# .nef Raw and lightroom 3



## knightracersi

I looked under adobes website for help and if I go with them I have to pay. I am using a trial of Lightroom 3 and i can not open my raw files .NEF. I am using a Nikon D7000 and I tried to use the plugin for raw files but I don't think it is installing properly, it still gives me an error. I have a copy of PS5 and it also gave me a hard time till the plugin was installed. Now that works but the Photoshop elements and lightroom 3 are not letting me edit my raw files...:x:x:x:x HELP PLEASE  I also tried to uninstall the LR3 and Re install it no luck


----------



## Light Artisan

You need Lightroom 3.3 release candidate.

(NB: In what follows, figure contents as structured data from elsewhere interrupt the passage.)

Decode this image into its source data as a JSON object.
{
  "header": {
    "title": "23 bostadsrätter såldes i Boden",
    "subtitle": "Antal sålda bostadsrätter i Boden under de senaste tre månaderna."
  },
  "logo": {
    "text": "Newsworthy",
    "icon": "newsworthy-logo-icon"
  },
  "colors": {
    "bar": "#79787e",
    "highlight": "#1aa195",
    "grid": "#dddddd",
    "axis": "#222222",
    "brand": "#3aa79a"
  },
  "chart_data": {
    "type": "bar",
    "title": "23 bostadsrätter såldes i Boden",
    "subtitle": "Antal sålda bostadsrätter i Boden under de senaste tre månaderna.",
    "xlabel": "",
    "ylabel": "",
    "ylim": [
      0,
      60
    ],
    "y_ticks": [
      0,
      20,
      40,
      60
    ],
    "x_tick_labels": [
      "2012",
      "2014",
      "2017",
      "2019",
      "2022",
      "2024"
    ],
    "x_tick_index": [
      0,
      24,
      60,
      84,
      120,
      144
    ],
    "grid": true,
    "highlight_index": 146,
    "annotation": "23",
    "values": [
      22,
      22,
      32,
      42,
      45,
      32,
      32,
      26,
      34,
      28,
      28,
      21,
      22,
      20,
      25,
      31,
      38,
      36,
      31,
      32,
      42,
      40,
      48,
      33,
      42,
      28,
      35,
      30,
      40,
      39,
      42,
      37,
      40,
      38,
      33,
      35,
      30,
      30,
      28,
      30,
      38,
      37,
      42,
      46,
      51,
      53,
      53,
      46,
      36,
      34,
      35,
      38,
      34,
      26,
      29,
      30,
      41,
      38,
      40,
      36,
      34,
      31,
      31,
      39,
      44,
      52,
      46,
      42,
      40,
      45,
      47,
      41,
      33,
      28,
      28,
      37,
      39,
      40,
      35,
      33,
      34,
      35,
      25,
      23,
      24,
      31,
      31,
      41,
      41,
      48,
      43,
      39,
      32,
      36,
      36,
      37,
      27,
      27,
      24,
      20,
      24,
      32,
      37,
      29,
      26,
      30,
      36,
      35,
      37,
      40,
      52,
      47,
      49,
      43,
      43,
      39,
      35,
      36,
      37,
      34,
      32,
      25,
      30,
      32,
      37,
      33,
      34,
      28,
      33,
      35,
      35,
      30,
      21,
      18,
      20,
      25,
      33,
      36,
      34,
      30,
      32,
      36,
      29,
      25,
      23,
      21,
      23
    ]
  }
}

Not sure if you can use it in demo mode or not... Why not use the software it came with (Nikon Capture NX), then convert it from there? The software is actually pretty good.


----------



## ann

They just haven't caught up with the newest cameras. When they do, you will need to upgrade the convertor section for that camera body, however, i would second the recommendation for using what came with the camera.


----------



## knightracersi

Thank you both for your help I thought I was going to go nuts over the answer. I have never used any cameras software since it never seemed useful but I will try this for now. I just like things that are universal for other people to use instead of specific.


----------



## Seekwence

I am also new to Lightroom, but can't you select the option "Copy as DNG" if you are importing from a card to your computer...this should copy them as .dng to the folder of your choosing as well as import into Lightroom.

More info: "Should I convert to DNG?"


----------



## knightracersi

Seek it wasn't giving me an option to do anything with them on LR or the computer. Iphoto could read them but it was reading it as a file error and could not preview or open them. I have the RC on it now and it works! :thumbup:


----------



## rainking

Here you go. This will work with the D7000 RAW files. I use it. 

Adobe Labs - Downloads: Adobe Photoshop Lightroom 3.3 Release Candidate


----------